Identifying and Promoting Good
Practice
- The core features identified are:
- Improved availability of information.
- The need for practical help.
- Timely intervention when required.
- Sharing information with children as they
can be severely affected following trauma.
- Training of those providing help.
- Better networking and liaison between agencies.
- Avoiding the creation of dependency in
those affected.
- Recognising that symptoms may recur.
- Developing a role for volunteers with listening
skills.
- It was acknowledged that:
- Local services have incorporated many of
these features in their own practice and that self help groups
have been vigorous and effective in many areas.

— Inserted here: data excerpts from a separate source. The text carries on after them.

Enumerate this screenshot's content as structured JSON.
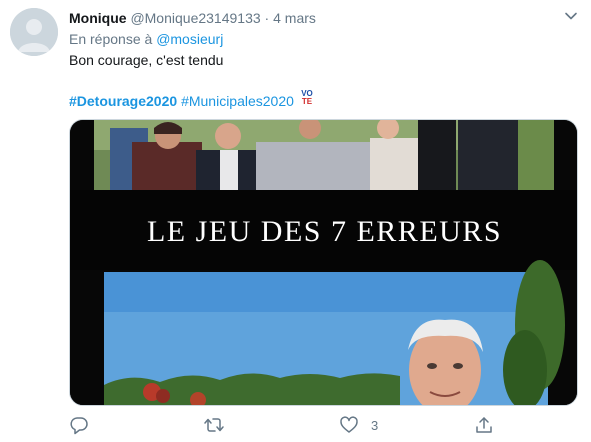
{
  "tweet": {
    "display_name": "Monique",
    "handle": "@Monique23149133",
    "separator": "·",
    "date": "4 mars",
    "reply_prefix": "En réponse à",
    "reply_to": "@mosieurj",
    "text": "Bon courage, c'est tendu",
    "hashtag_1": "#Detourage2020",
    "hashtag_2": "#Municipales2020",
    "vote_emoji_top": "VO",
    "vote_emoji_bottom": "TE",
    "media_title": "LE JEU DES 7 ERREURS",
    "like_count": "3"
  },
  "colors": {
    "accent": "#1b95e0",
    "muted": "#657786",
    "text": "#14171a",
    "border": "#ccd6dd"
  },
  "icons": {
    "avatar": "default-avatar-icon",
    "caret": "chevron-down-icon",
    "reply": "reply-icon",
    "retweet": "retweet-icon",
    "like": "heart-icon",
    "share": "share-icon",
    "vote": "vote-emoji-icon"
  }
}
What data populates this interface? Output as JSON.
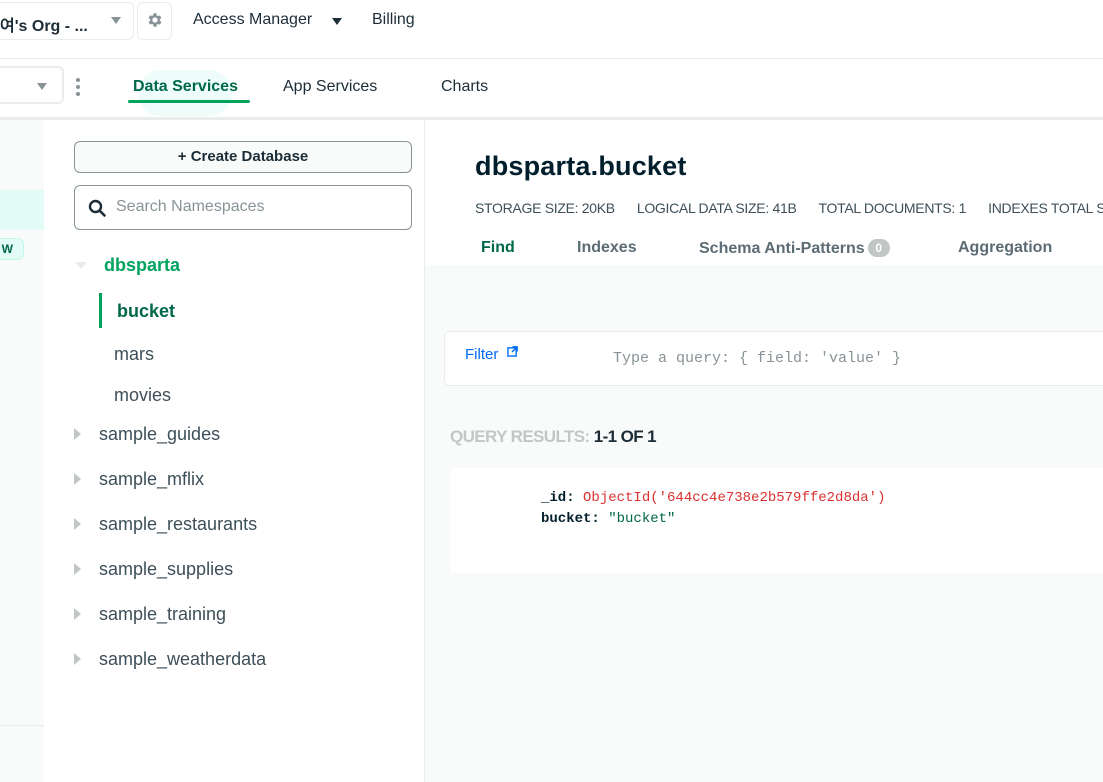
{
  "topbar": {
    "org_name": "여's Org - ...",
    "access_manager": "Access Manager",
    "billing": "Billing"
  },
  "nav": {
    "tabs": [
      {
        "label": "Data Services",
        "active": true
      },
      {
        "label": "App Services",
        "active": false
      },
      {
        "label": "Charts",
        "active": false
      }
    ]
  },
  "left_strip": {
    "badge": "W"
  },
  "sidebar": {
    "create_database": "Create Database",
    "create_icon": "+",
    "search_placeholder": "Search Namespaces",
    "databases": [
      {
        "name": "dbsparta",
        "expanded": true,
        "collections": [
          "bucket",
          "mars",
          "movies"
        ],
        "active_collection": "bucket"
      },
      {
        "name": "sample_guides",
        "expanded": false
      },
      {
        "name": "sample_mflix",
        "expanded": false
      },
      {
        "name": "sample_restaurants",
        "expanded": false
      },
      {
        "name": "sample_supplies",
        "expanded": false
      },
      {
        "name": "sample_training",
        "expanded": false
      },
      {
        "name": "sample_weatherdata",
        "expanded": false
      }
    ]
  },
  "main": {
    "title": "dbsparta.bucket",
    "stats": [
      {
        "label": "STORAGE SIZE:",
        "value": "20KB"
      },
      {
        "label": "LOGICAL DATA SIZE:",
        "value": "41B"
      },
      {
        "label": "TOTAL DOCUMENTS:",
        "value": "1"
      },
      {
        "label": "INDEXES TOTAL S",
        "value": ""
      }
    ],
    "tabs": [
      {
        "label": "Find",
        "active": true
      },
      {
        "label": "Indexes",
        "active": false
      },
      {
        "label": "Schema Anti-Patterns",
        "count": "0",
        "active": false
      },
      {
        "label": "Aggregation",
        "active": false
      }
    ],
    "filter": {
      "label": "Filter",
      "placeholder": "Type a query: { field: 'value' }"
    },
    "results": {
      "label": "QUERY RESULTS:",
      "count": "1-1 OF 1"
    },
    "document": {
      "id_key": "_id:",
      "id_value": "ObjectId('644cc4e738e2b579ffe2d8da')",
      "bucket_key": "bucket:",
      "bucket_value": "\"bucket\""
    }
  },
  "colors": {
    "accent_green": "#00a35c",
    "dark_green": "#00684a",
    "link_blue": "#016bf8",
    "objectid_red": "#db3030"
  }
}
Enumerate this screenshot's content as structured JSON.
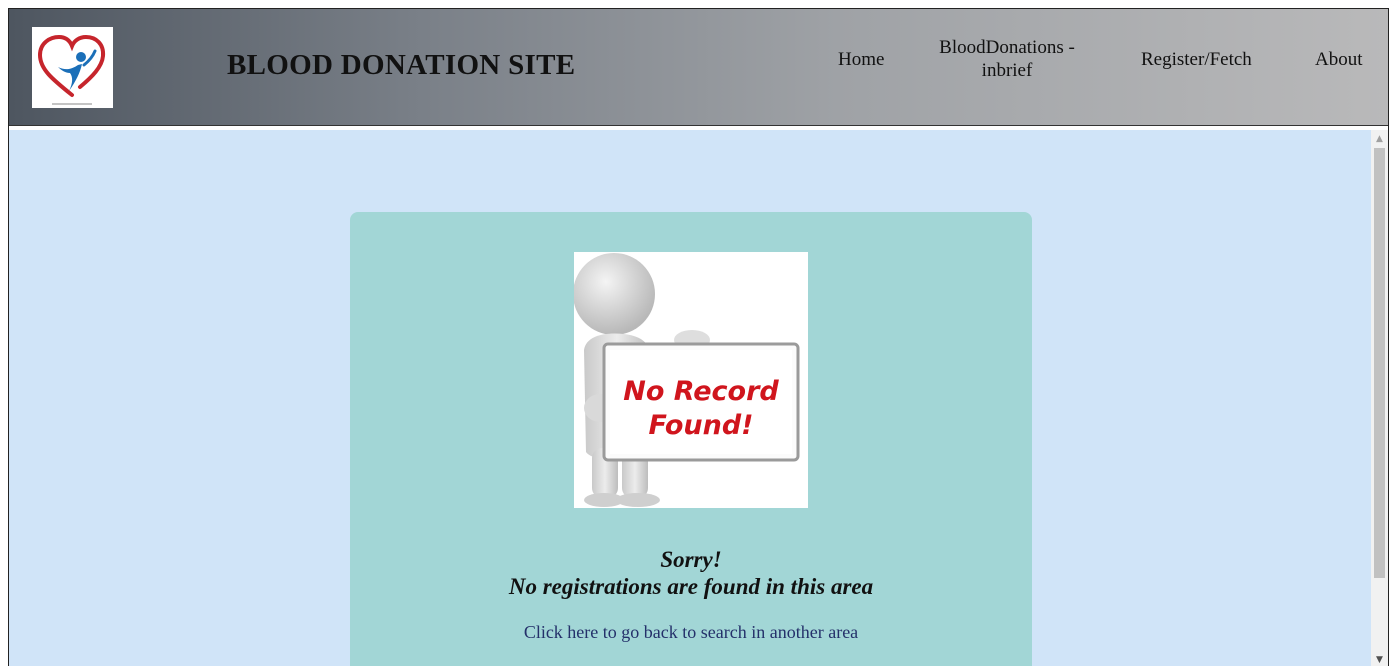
{
  "header": {
    "site_title": "BLOOD DONATION SITE",
    "logo_icon": "heart-person-logo"
  },
  "nav": {
    "home": "Home",
    "brief_line1": "BloodDonations -",
    "brief_line2": "inbrief",
    "register": "Register/Fetch",
    "about": "About"
  },
  "main": {
    "image_text_line1": "No Record",
    "image_text_line2": "Found!",
    "sorry": "Sorry!",
    "message": "No registrations are found in this area",
    "back_link": "Click here to go back to search in another area"
  },
  "colors": {
    "content_bg": "#d0e4f8",
    "card_bg": "#a2d6d6",
    "link": "#24306a",
    "image_text": "#d0151d"
  }
}
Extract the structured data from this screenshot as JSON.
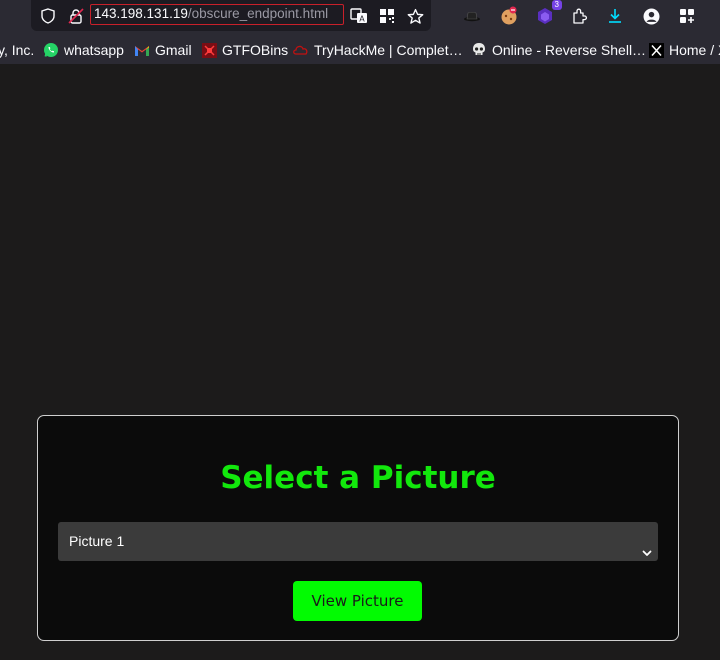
{
  "browser": {
    "url_host": "143.198.131.19",
    "url_path": "/obscure_endpoint.html",
    "extension_badge": "3"
  },
  "bookmarks": [
    {
      "label": "y, Inc.",
      "icon": "none"
    },
    {
      "label": "whatsapp",
      "icon": "whatsapp-icon"
    },
    {
      "label": "Gmail",
      "icon": "gmail-icon"
    },
    {
      "label": "GTFOBins",
      "icon": "gtfobins-icon"
    },
    {
      "label": "TryHackMe | Complet…",
      "icon": "tryhackme-icon"
    },
    {
      "label": "Online - Reverse Shell…",
      "icon": "skull-icon"
    },
    {
      "label": "Home / X",
      "icon": "x-icon"
    }
  ],
  "page": {
    "title": "Select a Picture",
    "select_value": "Picture 1",
    "button_label": "View Picture",
    "colors": {
      "accent_green": "#02fb02",
      "title_green": "#12e80c",
      "card_bg": "#0b0b0b",
      "page_bg": "#1c1b1b"
    }
  }
}
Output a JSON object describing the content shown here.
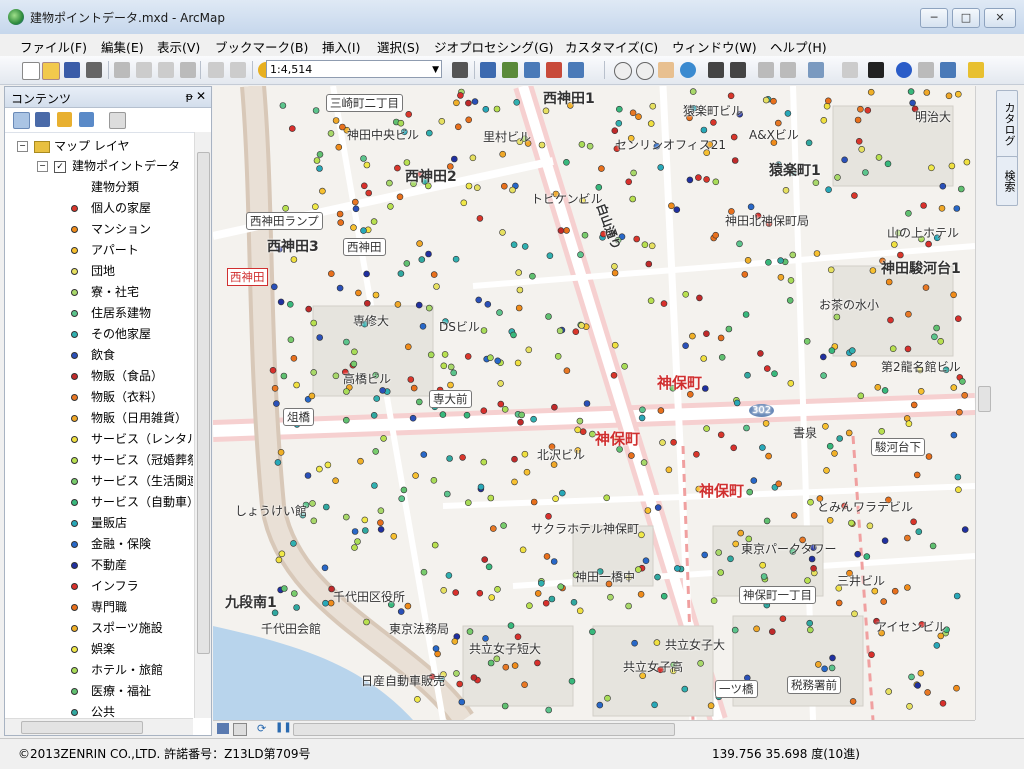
{
  "window": {
    "title": "建物ポイントデータ.mxd - ArcMap",
    "minimize": "─",
    "maximize": "□",
    "close": "✕"
  },
  "menu": [
    "ファイル(F)",
    "編集(E)",
    "表示(V)",
    "ブックマーク(B)",
    "挿入(I)",
    "選択(S)",
    "ジオプロセシング(G)",
    "カスタマイズ(C)",
    "ウィンドウ(W)",
    "ヘルプ(H)"
  ],
  "toolbar": {
    "scale": "1:4,514"
  },
  "toc": {
    "title": "コンテンツ",
    "pin": "ᵽ",
    "close": "✕",
    "root_label": "マップ レイヤ",
    "layer_label": "建物ポイントデータ",
    "field_label": "建物分類",
    "legend": [
      {
        "label": "個人の家屋",
        "color": "#d9362b"
      },
      {
        "label": "マンション",
        "color": "#f08c1a"
      },
      {
        "label": "アパート",
        "color": "#f7c030"
      },
      {
        "label": "団地",
        "color": "#e6e060"
      },
      {
        "label": "寮・社宅",
        "color": "#a8d86a"
      },
      {
        "label": "住居系建物",
        "color": "#5cc48c"
      },
      {
        "label": "その他家屋",
        "color": "#30b0b0"
      },
      {
        "label": "飲食",
        "color": "#2a50b8"
      },
      {
        "label": "物販（食品）",
        "color": "#c02a2a"
      },
      {
        "label": "物販（衣料）",
        "color": "#e87824"
      },
      {
        "label": "物販（日用雑貨）",
        "color": "#f0a828"
      },
      {
        "label": "サービス（レンタル",
        "color": "#f0e040"
      },
      {
        "label": "サービス（冠婚葬祭",
        "color": "#b8e050"
      },
      {
        "label": "サービス（生活関連",
        "color": "#78cc6c"
      },
      {
        "label": "サービス（自動車）",
        "color": "#38b87c"
      },
      {
        "label": "量販店",
        "color": "#28a8b8"
      },
      {
        "label": "金融・保険",
        "color": "#2868c8"
      },
      {
        "label": "不動産",
        "color": "#2030a0"
      },
      {
        "label": "インフラ",
        "color": "#d8302c"
      },
      {
        "label": "専門職",
        "color": "#e8701c"
      },
      {
        "label": "スポーツ施設",
        "color": "#f0b028"
      },
      {
        "label": "娯楽",
        "color": "#f0e848"
      },
      {
        "label": "ホテル・旅館",
        "color": "#a8dc58"
      },
      {
        "label": "医療・福祉",
        "color": "#60c070"
      },
      {
        "label": "公共",
        "color": "#30a8a0"
      }
    ]
  },
  "map_labels": {
    "nishikanda1": "西神田1",
    "sarugaku1": "猿楽町1",
    "nishikanda2": "西神田2",
    "nishikanda3": "西神田3",
    "kandasurugadai1": "神田駿河台1",
    "jimbocho_a": "神保町",
    "jimbocho_b": "神保町",
    "jimbocho_c": "神保町",
    "kudanminami1": "九段南1",
    "misakicho": "三崎町二丁目",
    "nishikanda_lamp": "西神田ランプ",
    "nishikanda_box": "西神田",
    "nishikanda_red": "西神田",
    "sendaimae": "専大前",
    "soba": "俎橋",
    "surugadaishita": "駿河台下",
    "jimbocho1": "神保町一丁目",
    "hitotsubashi": "一ツ橋",
    "zeimusho": "税務署前",
    "hakusan": "白山通り",
    "kandachuo": "神田中央ビル",
    "satomura": "里村ビル",
    "sarugaku_bldg": "猿楽町ビル",
    "ax": "A&Xビル",
    "meiji": "明治大",
    "center21": "センリンオフィス21",
    "tobike": "トビケンビル",
    "kandakita": "神田北神保町局",
    "yamanoue": "山の上ホテル",
    "ochanomizu": "お茶の水小",
    "senshu": "専修大",
    "ds": "DSビル",
    "takahashi": "高橋ビル",
    "dai2meiko": "第2龍名館ビル",
    "kitazawa": "北沢ビル",
    "shosen": "書泉",
    "shoukei": "しょうけい館",
    "sakura": "サクラホテル神保町",
    "tomin": "とみんワラテビル",
    "parktower": "東京パークタワー",
    "mitsui": "三井ビル",
    "kandahitotsubashi": "神田一橋中",
    "chiyodaku": "千代田区役所",
    "chiyodakaikan": "千代田会館",
    "homukyoku": "東京法務局",
    "kyoritsutan": "共立女子短大",
    "kyoritsudai": "共立女子大",
    "kyoritsuko": "共立女子高",
    "nissan": "日産自動車販売",
    "iseki": "アイセンビル",
    "r302": "302"
  },
  "statusbar": {
    "copyright": "©2013ZENRIN CO.,LTD. 許諾番号：Z13LD第709号",
    "coords": "139.756  35.698 度(10進)"
  },
  "dock": {
    "catalog": "カタログ",
    "search": "検索"
  }
}
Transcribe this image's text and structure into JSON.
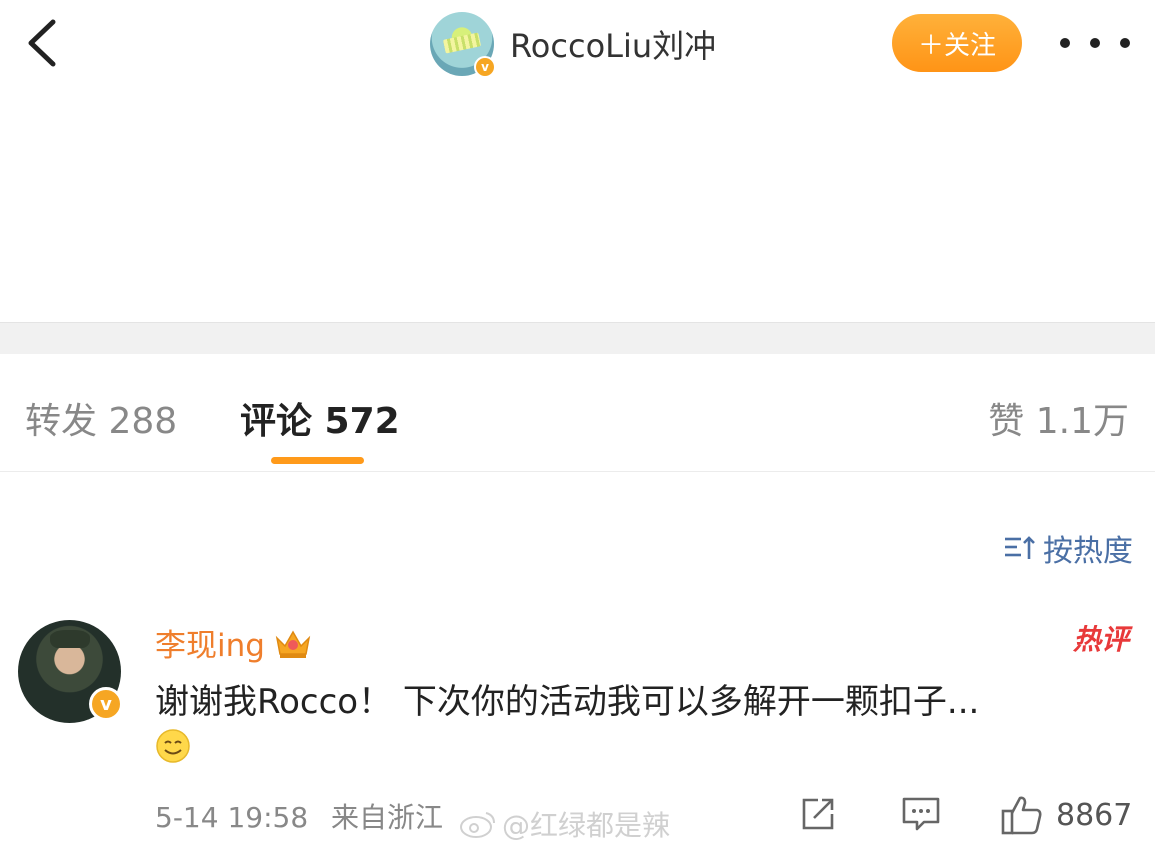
{
  "header": {
    "username": "RoccoLiu刘冲",
    "follow_label": "＋关注"
  },
  "tabs": {
    "repost": "转发 288",
    "comments": "评论 572",
    "likes": "赞 1.1万"
  },
  "sort": {
    "label": "按热度"
  },
  "comment": {
    "author": "李现ing",
    "hot_label": "热评",
    "text": "谢谢我Rocco！ 下次你的活动我可以多解开一颗扣子...",
    "timestamp": "5-14 19:58",
    "location": "来自浙江",
    "likes": "8867"
  },
  "watermark": {
    "text": "@红绿都是辣"
  },
  "colors": {
    "accent_orange": "#ff9a1a",
    "name_orange": "#ef7e2c",
    "link_blue": "#4a6fa5",
    "hot_red": "#e8393a"
  }
}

- Proficient voluntary organisations supervise
and regularly support their counsellors.
- The Institute for Counselling and Personal
Development has organised useful courses to improve volunteer's
confidence in helping individuals.
- Some respected voluntary organisations
have felt the need to look beyond NI in order to fulfil their
training requirements.
A Proposed Set of Basic Standards
for Work With Individuals Affected by the Conflict
- Services should be accessible and freely
available when and where required.
- Affected individuals should be treated
with respect and dignity.
- Services must respect the client's right
to privacy.
- There should be ready access to information
on the range of services available.
- Helpers must be trained, supervised and
supported adequately.
- Those providing counselling should be trained,
supervised and supported to the standards set by the appropriate accredited
body.
- Those helping should know the limits of
their service and understand the range of services available from
other sources.
- The network of service providers should
maintain good lines of communication with one another to ensure satisfactory
liaison.
- Service providers should aim to restore
the client's independence and should avoid creating dependency.
- Those providing help should recognise that
symptoms may recur or manifest themselves long after the event.